A custom agent extends BaseAgent and implements four methods:
class MyAgent(BaseAgent):
    @staticmethod
    def name() -> str:
        return "my-agent"

    def version(self) -> str | None:
        return "1.0.0"

    async def setup(self, environment: BaseEnvironment) -> None:
        """Called once before the agent starts.

        Use this to discover available tools, configure state,
        or perform any one-time initialization.
        """
        self.tools = await environment.list_tools()

    async def run(
        self,
        instruction: str,
        environment: BaseEnvironment,
        context: RunArtifacts,
    ) -> None:
        """Execute the agent's task.

        Populate the context (RunArtifacts) as execution progresses
        so that partial results are captured even on timeout or error.
        """
        context.record_message({"role": "user", "content": instruction})

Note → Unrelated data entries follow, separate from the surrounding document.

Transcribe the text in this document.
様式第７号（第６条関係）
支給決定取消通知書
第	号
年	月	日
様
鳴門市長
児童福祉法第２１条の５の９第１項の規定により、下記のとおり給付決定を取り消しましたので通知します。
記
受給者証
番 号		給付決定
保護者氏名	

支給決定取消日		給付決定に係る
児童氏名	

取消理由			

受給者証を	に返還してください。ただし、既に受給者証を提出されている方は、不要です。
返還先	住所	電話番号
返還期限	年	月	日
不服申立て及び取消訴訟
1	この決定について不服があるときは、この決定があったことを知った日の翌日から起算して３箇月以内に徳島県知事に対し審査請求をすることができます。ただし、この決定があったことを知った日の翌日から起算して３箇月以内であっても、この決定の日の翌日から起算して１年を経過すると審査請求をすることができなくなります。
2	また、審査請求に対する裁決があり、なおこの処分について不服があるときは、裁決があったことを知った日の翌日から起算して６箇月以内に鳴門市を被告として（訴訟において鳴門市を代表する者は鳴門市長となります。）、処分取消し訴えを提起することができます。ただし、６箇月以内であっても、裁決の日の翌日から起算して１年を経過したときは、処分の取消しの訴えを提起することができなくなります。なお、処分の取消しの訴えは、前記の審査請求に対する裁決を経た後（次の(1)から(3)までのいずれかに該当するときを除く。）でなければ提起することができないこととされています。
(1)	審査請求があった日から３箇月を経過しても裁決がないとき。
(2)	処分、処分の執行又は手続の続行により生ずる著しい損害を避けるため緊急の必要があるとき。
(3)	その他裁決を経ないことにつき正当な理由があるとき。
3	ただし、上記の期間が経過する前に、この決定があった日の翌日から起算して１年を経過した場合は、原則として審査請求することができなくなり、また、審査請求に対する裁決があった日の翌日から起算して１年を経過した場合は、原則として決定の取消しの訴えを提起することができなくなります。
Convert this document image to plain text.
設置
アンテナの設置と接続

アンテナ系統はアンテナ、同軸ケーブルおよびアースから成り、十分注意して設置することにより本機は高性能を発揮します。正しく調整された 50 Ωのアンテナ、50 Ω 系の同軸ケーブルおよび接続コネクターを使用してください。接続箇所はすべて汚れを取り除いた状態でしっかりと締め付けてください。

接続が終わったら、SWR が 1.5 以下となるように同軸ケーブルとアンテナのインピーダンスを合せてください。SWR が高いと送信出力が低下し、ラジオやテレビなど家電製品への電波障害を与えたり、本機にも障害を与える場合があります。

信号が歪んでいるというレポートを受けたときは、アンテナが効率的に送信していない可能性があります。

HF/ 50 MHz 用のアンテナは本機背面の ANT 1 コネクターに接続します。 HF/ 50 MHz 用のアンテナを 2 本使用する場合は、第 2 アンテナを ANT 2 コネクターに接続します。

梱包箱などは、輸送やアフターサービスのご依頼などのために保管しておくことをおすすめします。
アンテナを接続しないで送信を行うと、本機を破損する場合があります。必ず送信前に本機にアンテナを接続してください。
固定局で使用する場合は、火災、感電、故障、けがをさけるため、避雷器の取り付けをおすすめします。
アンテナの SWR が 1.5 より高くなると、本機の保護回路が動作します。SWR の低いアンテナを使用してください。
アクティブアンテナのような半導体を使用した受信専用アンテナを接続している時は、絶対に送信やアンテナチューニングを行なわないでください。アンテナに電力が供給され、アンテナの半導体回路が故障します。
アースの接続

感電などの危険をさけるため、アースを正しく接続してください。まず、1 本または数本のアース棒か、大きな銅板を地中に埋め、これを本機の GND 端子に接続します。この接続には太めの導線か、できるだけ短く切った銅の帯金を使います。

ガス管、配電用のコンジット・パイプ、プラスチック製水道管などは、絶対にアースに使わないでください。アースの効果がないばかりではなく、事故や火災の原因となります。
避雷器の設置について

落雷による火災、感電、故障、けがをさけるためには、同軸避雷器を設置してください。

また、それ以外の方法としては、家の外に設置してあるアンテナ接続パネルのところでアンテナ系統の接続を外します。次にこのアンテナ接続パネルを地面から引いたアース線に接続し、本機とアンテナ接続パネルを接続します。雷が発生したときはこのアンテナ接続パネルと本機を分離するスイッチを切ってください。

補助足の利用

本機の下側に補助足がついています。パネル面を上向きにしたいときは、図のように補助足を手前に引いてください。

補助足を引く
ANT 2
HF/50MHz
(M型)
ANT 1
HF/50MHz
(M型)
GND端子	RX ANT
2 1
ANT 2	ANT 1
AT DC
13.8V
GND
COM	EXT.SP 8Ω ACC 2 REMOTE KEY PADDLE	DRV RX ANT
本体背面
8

        # Your agent logic here:
        # 1. Read the instruction
        # 2. Decide which tools to call
        # 3. Call tools via environment.call_tool(server, name, params)
        # 4. Record each tool call and result in context
        # 5. Iterate until done

        call = ToolCall(tool_server="email-env", tool_name="send_email", parameters={...})
        result = await environment.call_tool(call.tool_server, call.tool_name, call.parameters)
        context.record_tool_call(call, result)
Register your agent at runtime via the CLI:
collinear-sim-lab tasks run -t hr-demo -m gpt-4o --agent-import-path path.to.agent:MyAgent

The Environment Interface

The environment object passed to your agent provides two async methods:
  • environment.list_tools() — returns tool schemas (names, descriptions, input schemas) for all tool servers in the workspace.
  • environment.call_tool(tool_server, tool_name, parameters) — executes a tool call on a specific server and returns the result.
Under the hood, these map to the tool server protocol: list_tools() calls GET /tools, and call_tool() calls POST /step.

Run Artifacts

As the agent executes, it populates a RunArtifacts object — the structured record of the run (conversation history, tool calls, results, errors). Helper methods (record_message, record_tool_call, set_error) allow incremental recording so that partial results are captured even on timeout or error. Verifiers consume RunArtifacts to determine whether the agent succeeded. This is the contract between agent execution and verification — your agent populates it, and verifiers read from it.